Deutrom is in discussion with several boards to entice them to visit Ireland, and already has England and Australia on the 2015 fixture list. "Cricket Australia has been a terrific, vocal supporter," he explains. "Aussies are a very meritocratically-minded people. They've been bullish in their support."

Other nations are less interested in playing Ireland. Since 2011 Zimbabwe has only played one series against any Associate, drawing 2-2 with Afghanistan, while Bangladesh played just one game. And that's the trouble with the qualifying table for 2019 - the best way for Ireland to make strides is by beating those nearest to them but ICC can't compel teams to play each other.

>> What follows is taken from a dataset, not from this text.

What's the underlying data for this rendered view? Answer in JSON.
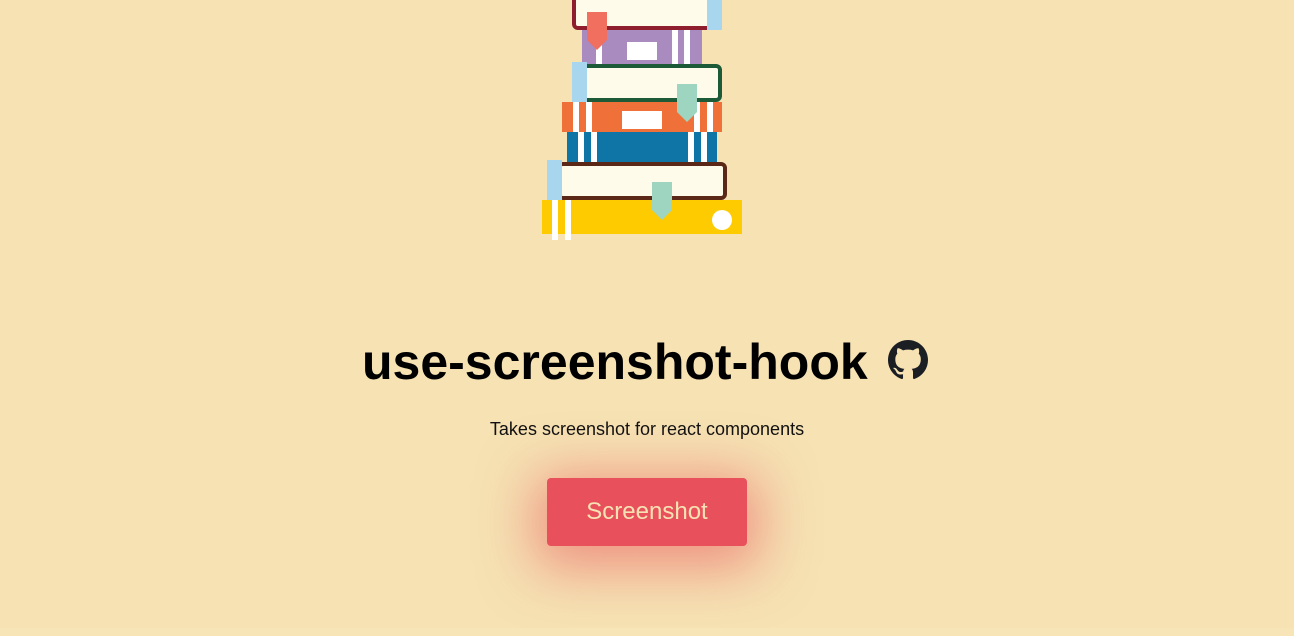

Whatever chance Ireland have of attracting visitors, the Afghans have even less as security will prevent sides travelling there for some years to come. Their story, retold alongside those of Ireland, Scotland and other Associates in a new book 'Second XI: Cricket in its Outposts', is truly amazing. The game only took root when refugees returned from camps in Pakistan 15 years ago. Initially suppressed by the Taliban, it is now played widely and truly unites a blighted land.

An analysis by Cricket Europe commentator Russell Degnan suggests the ranking system is flawed. The points available in each ODI are based on the difference in ranking between sides and that hinders Ireland - a defeat to Australia is worth 32 points, while West Indies get 71 for the same result. The Aussies would get 131 for beating Ireland, but Phil Simmons's men would only get 132 for turning the tables.

One calculation showed that even if Ireland won all six group games Down Under, plus beat England and Australia at home this summer, they would still lag behind Bangladesh in ninth place. Which would surely ensure the vulnerable Full members would run for cover.

As Ed Joyce wrote in another tweet this week, "All cricket-playing countries are equal, but some are more equal than others."